This is a wider shot of the bighorn sheep I posted a while ago, the telephoto shot made it look like I was rather close but not only was I a ways away beside the road, there was a river between us. He came down the cliff behind him to graze at the river’s edge then went back up the cliff. From my trip to Yellowstone in 2004.
A moose cow walks through a dead forest at Yellowstone National Park. I find that pictures don’t properly convey just how large these creatures are. In this case I was standing at my car beside the road but in the Tetons I sometimes met them on the trails, I never had any close calls but the big bulls during the fall rut certainly demand your attention. I’m thankful for each time we met, it was always a special treat.
On my first trips to Yellowstone I knew I’d love the animals but I was surprised by how much I came to love the hot springs. It was this little part of Mammoth Hot Springs, taken from the Beaver Ponds Trail, that not only spurred on a desire to photograph the springs but to look for what I call little landscapes but are more commonly called intimate landscapes, small scenes inside of larger ones. Thankfully on my first visit I photographed it both in the evening light and in the soft diffuse light after the sun dropped behind the hills (shown here), as when I went back in later years the mineral deposits had changed and this spot lost its color.

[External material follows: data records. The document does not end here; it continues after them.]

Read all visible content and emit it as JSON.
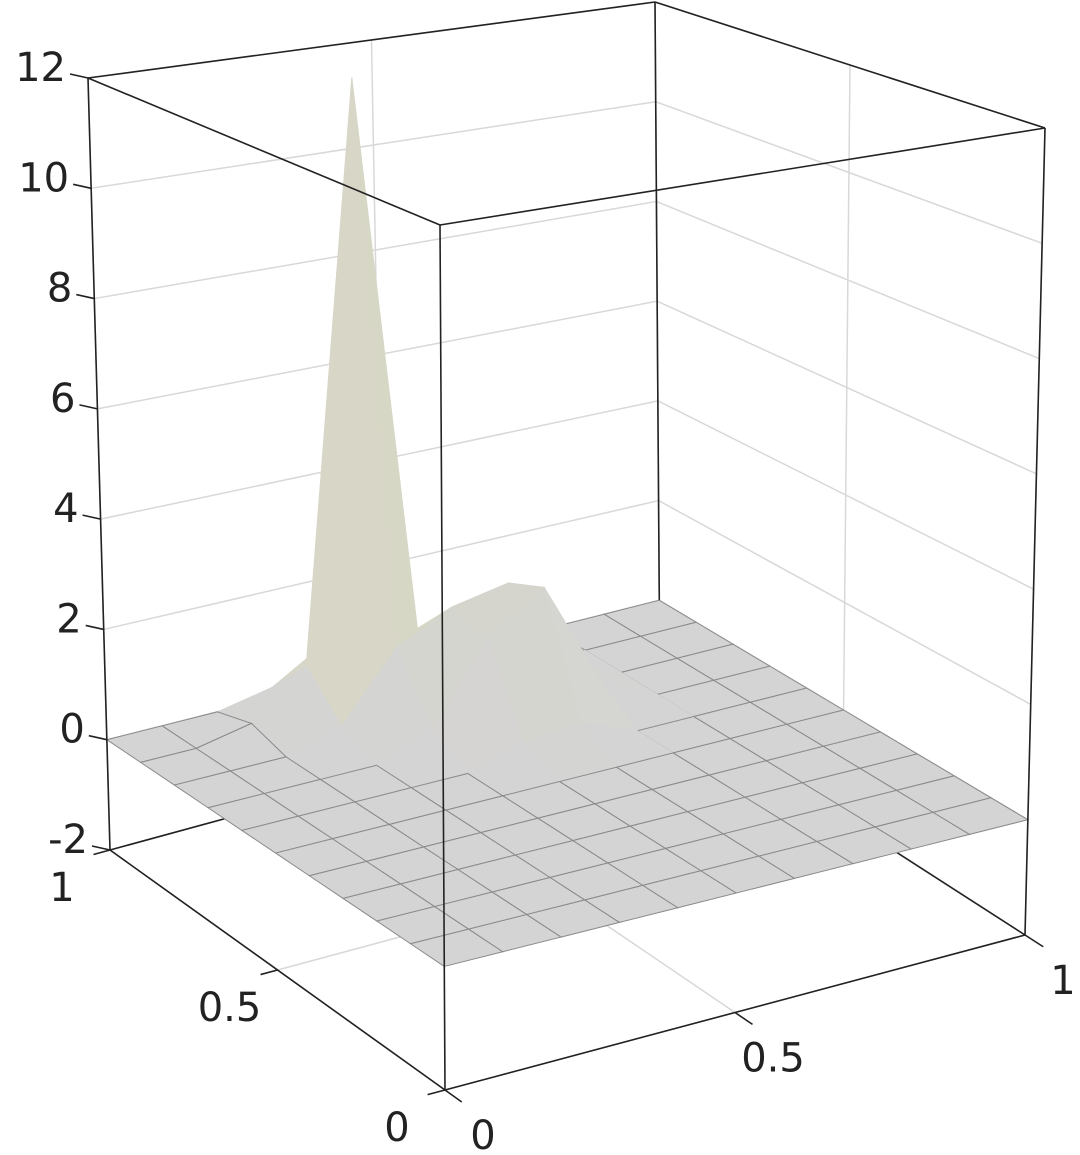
{
  "chart_data": {
    "type": "surface",
    "x": [
      0,
      0.1,
      0.2,
      0.3,
      0.4,
      0.5,
      0.6,
      0.7,
      0.8,
      0.9,
      1
    ],
    "y": [
      0,
      0.1,
      0.2,
      0.3,
      0.4,
      0.5,
      0.6,
      0.7,
      0.8,
      0.9,
      1
    ],
    "z": [
      [
        0,
        0,
        0,
        0,
        0,
        0,
        0,
        0,
        0,
        0,
        0
      ],
      [
        0,
        0,
        0,
        0,
        0,
        0,
        0,
        0,
        0,
        0,
        0
      ],
      [
        0,
        0,
        0,
        0,
        0,
        0,
        0,
        0,
        0,
        0,
        0
      ],
      [
        0,
        0,
        0,
        0,
        0,
        0,
        0,
        0,
        0,
        0,
        0
      ],
      [
        0,
        0,
        0,
        0,
        0,
        0,
        0,
        0,
        0,
        0,
        0
      ],
      [
        0,
        0,
        0,
        0,
        0,
        0,
        0,
        0,
        0,
        0,
        0
      ],
      [
        0,
        0,
        0,
        0,
        0,
        0.3,
        0.4,
        0,
        0,
        0,
        0
      ],
      [
        0,
        0,
        0,
        0,
        0.4,
        1.8,
        2.5,
        0.5,
        0,
        0,
        0
      ],
      [
        0,
        0,
        0,
        0.3,
        1.5,
        2.0,
        2.2,
        0.4,
        0,
        0,
        0
      ],
      [
        0,
        0,
        0.2,
        1.0,
        11.7,
        1.2,
        0.3,
        0,
        0,
        0,
        0
      ],
      [
        0,
        0,
        0,
        0.2,
        0.8,
        0.2,
        0,
        0,
        0,
        0,
        0
      ]
    ],
    "xlim": [
      0,
      1
    ],
    "xticks": [
      0,
      0.5,
      1
    ],
    "ylim": [
      0,
      1
    ],
    "yticks": [
      0,
      0.5,
      1
    ],
    "zlim": [
      -2,
      12
    ],
    "zticks": [
      -2,
      0,
      2,
      4,
      6,
      8,
      10,
      12
    ],
    "grid": true,
    "colormap": [
      "#d4d4d4",
      "#d9d8bf",
      "#6a3a3f"
    ]
  }
}
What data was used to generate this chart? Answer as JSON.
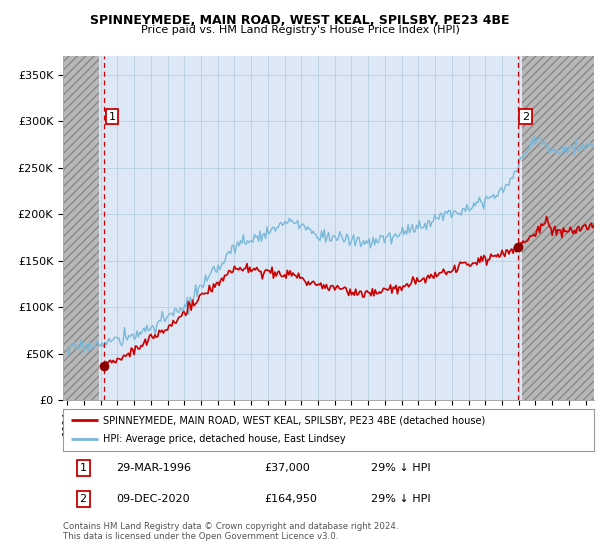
{
  "title": "SPINNEYMEDE, MAIN ROAD, WEST KEAL, SPILSBY, PE23 4BE",
  "subtitle": "Price paid vs. HM Land Registry's House Price Index (HPI)",
  "ylabel_ticks": [
    "£0",
    "£50K",
    "£100K",
    "£150K",
    "£200K",
    "£250K",
    "£300K",
    "£350K"
  ],
  "ytick_values": [
    0,
    50000,
    100000,
    150000,
    200000,
    250000,
    300000,
    350000
  ],
  "ylim": [
    0,
    370000
  ],
  "xlim_start": 1993.75,
  "xlim_end": 2025.5,
  "hatch_end": 1995.9,
  "purchase1_x": 1996.22,
  "purchase1_y": 37000,
  "purchase1_label": "1",
  "purchase2_x": 2020.94,
  "purchase2_y": 164950,
  "purchase2_label": "2",
  "hpi_color": "#7ab8d9",
  "price_color": "#cc0000",
  "dashed_line_color": "#cc0000",
  "marker_color": "#8b0000",
  "legend1": "SPINNEYMEDE, MAIN ROAD, WEST KEAL, SPILSBY, PE23 4BE (detached house)",
  "legend2": "HPI: Average price, detached house, East Lindsey",
  "footer": "Contains HM Land Registry data © Crown copyright and database right 2024.\nThis data is licensed under the Open Government Licence v3.0.",
  "bg_color": "#dce8f5",
  "grid_color": "#b8cfe0",
  "hatch_bg": "#c8c8c8"
}
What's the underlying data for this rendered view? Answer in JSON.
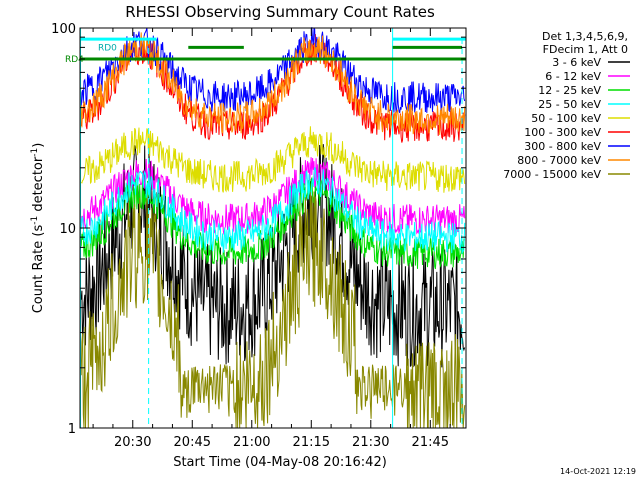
{
  "chart_data": {
    "type": "line",
    "title": "RHESSI Observing Summary Count Rates",
    "xlabel": "Start Time (04-May-08 20:16:42)",
    "ylabel_main": "Count Rate (s",
    "ylabel_sup1": "-1",
    "ylabel_mid": " detector",
    "ylabel_sup2": "-1",
    "ylabel_end": ")",
    "yscale": "log",
    "xlim": [
      "20:16:42",
      "21:54:00"
    ],
    "ylim": [
      1,
      100
    ],
    "x_ticks": [
      "20:30",
      "20:45",
      "21:00",
      "21:15",
      "21:30",
      "21:45"
    ],
    "y_ticks": [
      "1",
      "10",
      "100"
    ],
    "legend_header": [
      "Det 1,3,4,5,6,9,",
      "FDecim 1, Att 0"
    ],
    "legend_position": "right",
    "series": [
      {
        "name": "3 - 6 keV",
        "color": "#000000",
        "base": 4.0,
        "peak": 14.0
      },
      {
        "name": "6 - 12 keV",
        "color": "#ff00ff",
        "base": 11.0,
        "peak": 19.0
      },
      {
        "name": "12 - 25 keV",
        "color": "#00dd00",
        "base": 7.5,
        "peak": 15.0
      },
      {
        "name": "25 - 50 keV",
        "color": "#00ffff",
        "base": 9.0,
        "peak": 17.0
      },
      {
        "name": "50 - 100 keV",
        "color": "#dddd00",
        "base": 18.0,
        "peak": 27.0
      },
      {
        "name": "100 - 300 keV",
        "color": "#ff0000",
        "base": 32.0,
        "peak": 78.0
      },
      {
        "name": "300 - 800 keV",
        "color": "#0000ff",
        "base": 45.0,
        "peak": 85.0
      },
      {
        "name": "800 - 7000 keV",
        "color": "#ff8800",
        "base": 35.0,
        "peak": 80.0
      },
      {
        "name": "7000 - 15000 keV",
        "color": "#888800",
        "base": 1.5,
        "peak": 8.0
      }
    ],
    "flags": [
      {
        "label": "RD0",
        "color": "#00aaaa",
        "value": 80
      },
      {
        "label": "RD4",
        "color": "#008800",
        "value": 70
      }
    ],
    "saa_flag_color": "#008800",
    "night_marker_color": "#00ffff",
    "footer_date": "14-Oct-2021 12:19"
  }
}
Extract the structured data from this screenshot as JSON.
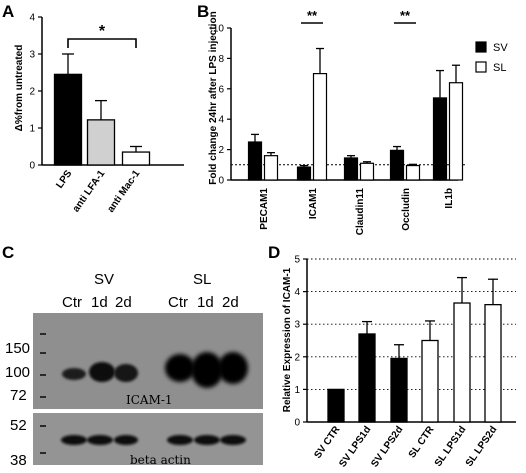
{
  "panels": {
    "A": "A",
    "B": "B",
    "C": "C",
    "D": "D"
  },
  "chart_data": [
    {
      "id": "A",
      "type": "bar",
      "title": "",
      "ylabel": "Δ%from untreated",
      "xlabel": "",
      "categories": [
        "LPS",
        "anti LFA-1",
        "anti Mac-1"
      ],
      "values": [
        2.45,
        1.22,
        0.35
      ],
      "errors": [
        0.55,
        0.52,
        0.15
      ],
      "colors": [
        "#000000",
        "#d0d0d0",
        "#ffffff"
      ],
      "ylim": [
        0,
        4
      ],
      "yticks": [
        "0",
        "1",
        "2",
        "3",
        "4"
      ],
      "significance": "*"
    },
    {
      "id": "B",
      "type": "bar",
      "title": "",
      "ylabel": "Fold change 24hr after LPS injection",
      "xlabel": "",
      "categories": [
        "PECAM1",
        "ICAM1",
        "Claudin11",
        "Occludin",
        "IL1b"
      ],
      "series": [
        {
          "name": "SV",
          "values": [
            2.5,
            0.85,
            1.45,
            1.95,
            5.4
          ],
          "errors": [
            0.5,
            0.1,
            0.15,
            0.25,
            1.8
          ],
          "color": "#000000"
        },
        {
          "name": "SL",
          "values": [
            1.6,
            7.0,
            1.1,
            0.95,
            6.4
          ],
          "errors": [
            0.2,
            1.65,
            0.1,
            0.08,
            1.15
          ],
          "color": "#ffffff"
        }
      ],
      "ylim": [
        0,
        10
      ],
      "yticks": [
        "0",
        "2",
        "4",
        "6",
        "8",
        "10"
      ],
      "reference_line": 1,
      "significance": [
        "**",
        "**"
      ]
    },
    {
      "id": "D",
      "type": "bar",
      "title": "",
      "ylabel": "Relative Expression of ICAM-1",
      "xlabel": "",
      "categories": [
        "SV CTR",
        "SV LPS1d",
        "SV LPS2d",
        "SL CTR",
        "SL LPS1d",
        "SL LPS2d"
      ],
      "values": [
        1.0,
        2.7,
        1.95,
        2.5,
        3.65,
        3.6
      ],
      "errors": [
        0,
        0.38,
        0.42,
        0.6,
        0.78,
        0.78
      ],
      "colors": [
        "#000000",
        "#000000",
        "#000000",
        "#ffffff",
        "#ffffff",
        "#ffffff"
      ],
      "ylim": [
        0,
        5
      ],
      "yticks": [
        "0",
        "1",
        "2",
        "3",
        "4",
        "5"
      ],
      "grid": "dotted horizontal"
    }
  ],
  "blot": {
    "group_sv": "SV",
    "group_sl": "SL",
    "lanes": [
      "Ctr",
      "1d",
      "2d",
      "Ctr",
      "1d",
      "2d"
    ],
    "markers": [
      "150",
      "100",
      "72",
      "52",
      "38"
    ],
    "icam_label": "ICAM-1",
    "actin_label": "beta actin"
  }
}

Yellowstone was a long drive from Portland so I only went every handful of years, it’s further away now and there’s so much of the Southwest I want to explore that I’m not sure when I’ll go back, but I’ll always treasure each of my visits there, I’ve never been anyplace like it. I used to tease myself that I should visit once and only bring a macro lens and take nothing but close-ups of all the things I could never see at home but of course with so much wildlife on display I never did it.
Fifteen years ago on a trip to Yellowstone, I found a colony of yellow-bellied marmots in rock formations on the Storm Point Trail. This marmot was standing to get a better look at its surroundings so I kneeled down to show the meadow between us with Yellowstone Lake beyond. I was a little nervous editing this picture for fear of a relapse, I have only just trained my brain to stop looking for non-existent marmots and pikas in the rock formations here in the Phoenix area!
I wasn’t sure what I was looking at when I came across this crane in Yellowstone National Park in 2004. I was only aware of two species of crane in my country, the sandhill crane and the whooping crane. It looked like a sandhill apart from the brown coloring on its body, so I wondered if it might be a juvenile. Later research showed this to be a subspecies of sandhill, the lesser sandhill crane.
We’re moving to Arizona soon (we’re in Arizona at the moment, we found a house yesterday we’d like to rent), so I’m going to have a lot to learn as I explore my desert home. No matter how long I live here I’ll still come across identification puzzles, I still do even after being in Oregon for 21 years, a combination of my lack of skills and nature not always being so easily pinned down.